February reshuffled the streaming hierarchy in the U.S., driven less by scripted launches and more by the gravitational pull of live events. Major sports moments, franchise returns, and carefully timed catalog pushes converged during a month when attention shifted rapidly across devices. As audiences moved between spectacle and storytelling, the question wasn’t simply which titles launched – it was which ones stayed visible. The February U.S. Streamer of the Month report reveals which services translated those conditions into the strongest $MPV™ visibility.
The biggest shift came from the sheer scale of live programming. Peacock emerged as a central player during February, with coverage surrounding 2026 Winter Olympics Milano Cortina driving sustained exposure across connected TV environments. That visibility wasn’t confined to a single moment; it overlapped with other tentpole sports windows, creating a stretch of programming that kept live events firmly at the centre of discovery. How that momentum translated into overall rankings is detailed in the February U.S. Streamer of the Month report.
Scripted releases, meanwhile, continued to compete for attention around those moments. HBO Max maintained a strong presence through a cluster of returning titles including The Pitt and A Knight of the Seven Kingdoms, reinforcing how established franchises can stay within reach even when the calendar is dominated by live programming. At the same time, other services looked to familiarity and genre recognition to remain part of the conversation.
Elsewhere, visibility was shaped by contrast. Family-focused releases and franchise extensions surfaced alongside darker genre plays, while mystery-driven dramas and monster-scale spectacles appeared across key home screens. Titles such as Monarch: Legacy of Monsters and Paradise highlighted how recognisable worlds continue to function as anchors for discovery, even in months dominated by real-time viewing.
February also unfolded against a rapidly shifting industry backdrop. Major acquisition talks, debates around generative AI and copyright, and continued consolidation across Hollywood signalled a market where the competitive balance between studios, tech platforms, and distributors remains far from settled.

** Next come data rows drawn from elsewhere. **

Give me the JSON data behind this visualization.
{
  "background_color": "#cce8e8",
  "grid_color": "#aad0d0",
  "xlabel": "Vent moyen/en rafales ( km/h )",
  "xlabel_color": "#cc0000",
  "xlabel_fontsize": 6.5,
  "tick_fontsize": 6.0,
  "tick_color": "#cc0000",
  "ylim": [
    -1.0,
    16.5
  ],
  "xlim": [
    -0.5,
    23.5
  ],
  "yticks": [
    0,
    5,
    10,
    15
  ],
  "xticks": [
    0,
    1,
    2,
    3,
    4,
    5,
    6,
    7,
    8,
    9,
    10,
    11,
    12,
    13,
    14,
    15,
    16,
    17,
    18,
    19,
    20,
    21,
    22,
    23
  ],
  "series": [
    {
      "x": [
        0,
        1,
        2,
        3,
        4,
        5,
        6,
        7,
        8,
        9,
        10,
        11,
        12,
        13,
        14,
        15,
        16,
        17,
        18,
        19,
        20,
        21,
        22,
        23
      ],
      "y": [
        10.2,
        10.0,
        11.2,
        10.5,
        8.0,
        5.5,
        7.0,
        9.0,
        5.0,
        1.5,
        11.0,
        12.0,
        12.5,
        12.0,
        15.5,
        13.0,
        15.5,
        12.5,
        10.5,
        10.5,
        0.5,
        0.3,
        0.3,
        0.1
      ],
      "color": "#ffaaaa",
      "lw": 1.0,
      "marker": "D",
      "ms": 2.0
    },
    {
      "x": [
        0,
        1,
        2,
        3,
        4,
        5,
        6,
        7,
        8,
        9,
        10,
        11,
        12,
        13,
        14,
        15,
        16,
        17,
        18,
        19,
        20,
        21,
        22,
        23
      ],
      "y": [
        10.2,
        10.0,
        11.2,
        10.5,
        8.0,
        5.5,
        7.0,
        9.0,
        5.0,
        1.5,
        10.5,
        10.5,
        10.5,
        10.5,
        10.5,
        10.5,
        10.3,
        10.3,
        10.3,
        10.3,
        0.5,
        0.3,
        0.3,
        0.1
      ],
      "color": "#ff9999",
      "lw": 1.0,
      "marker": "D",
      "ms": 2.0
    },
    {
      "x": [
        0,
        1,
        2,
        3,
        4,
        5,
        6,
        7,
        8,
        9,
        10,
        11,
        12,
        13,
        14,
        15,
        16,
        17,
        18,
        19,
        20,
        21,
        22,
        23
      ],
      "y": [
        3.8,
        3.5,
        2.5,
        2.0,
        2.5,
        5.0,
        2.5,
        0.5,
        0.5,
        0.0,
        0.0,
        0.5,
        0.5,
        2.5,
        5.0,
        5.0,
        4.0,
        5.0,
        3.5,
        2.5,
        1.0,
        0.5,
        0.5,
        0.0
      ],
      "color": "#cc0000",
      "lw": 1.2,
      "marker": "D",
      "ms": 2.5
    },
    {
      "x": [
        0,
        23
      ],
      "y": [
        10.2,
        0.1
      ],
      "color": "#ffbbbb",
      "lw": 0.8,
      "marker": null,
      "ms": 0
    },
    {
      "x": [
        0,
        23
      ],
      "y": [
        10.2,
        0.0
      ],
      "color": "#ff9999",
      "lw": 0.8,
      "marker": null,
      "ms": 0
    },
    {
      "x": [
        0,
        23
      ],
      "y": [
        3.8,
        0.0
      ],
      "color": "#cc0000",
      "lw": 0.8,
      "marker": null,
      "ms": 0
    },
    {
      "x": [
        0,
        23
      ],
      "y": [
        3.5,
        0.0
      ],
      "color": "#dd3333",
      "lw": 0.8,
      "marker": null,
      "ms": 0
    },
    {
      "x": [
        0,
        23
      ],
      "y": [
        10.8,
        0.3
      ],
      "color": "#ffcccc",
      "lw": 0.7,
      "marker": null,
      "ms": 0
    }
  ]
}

So which streamers held the strongest positions during this unusually event-heavy month, which titles maintained visibility beyond their launch windows, and how did live programming reshape the rankings? Full app standings, title-level analysis, device insights and industry news are available in the February U.S. Streamer of the Month report.
February ultimately showed how streaming discovery in the U.S. is shaped when live events and major franchises converge. Coverage of global sporting moments alongside returning series shifted what audiences encountered first across connected TV environments, illustrating how large-scale programming windows can quickly redefine the monthly streaming hierarchy.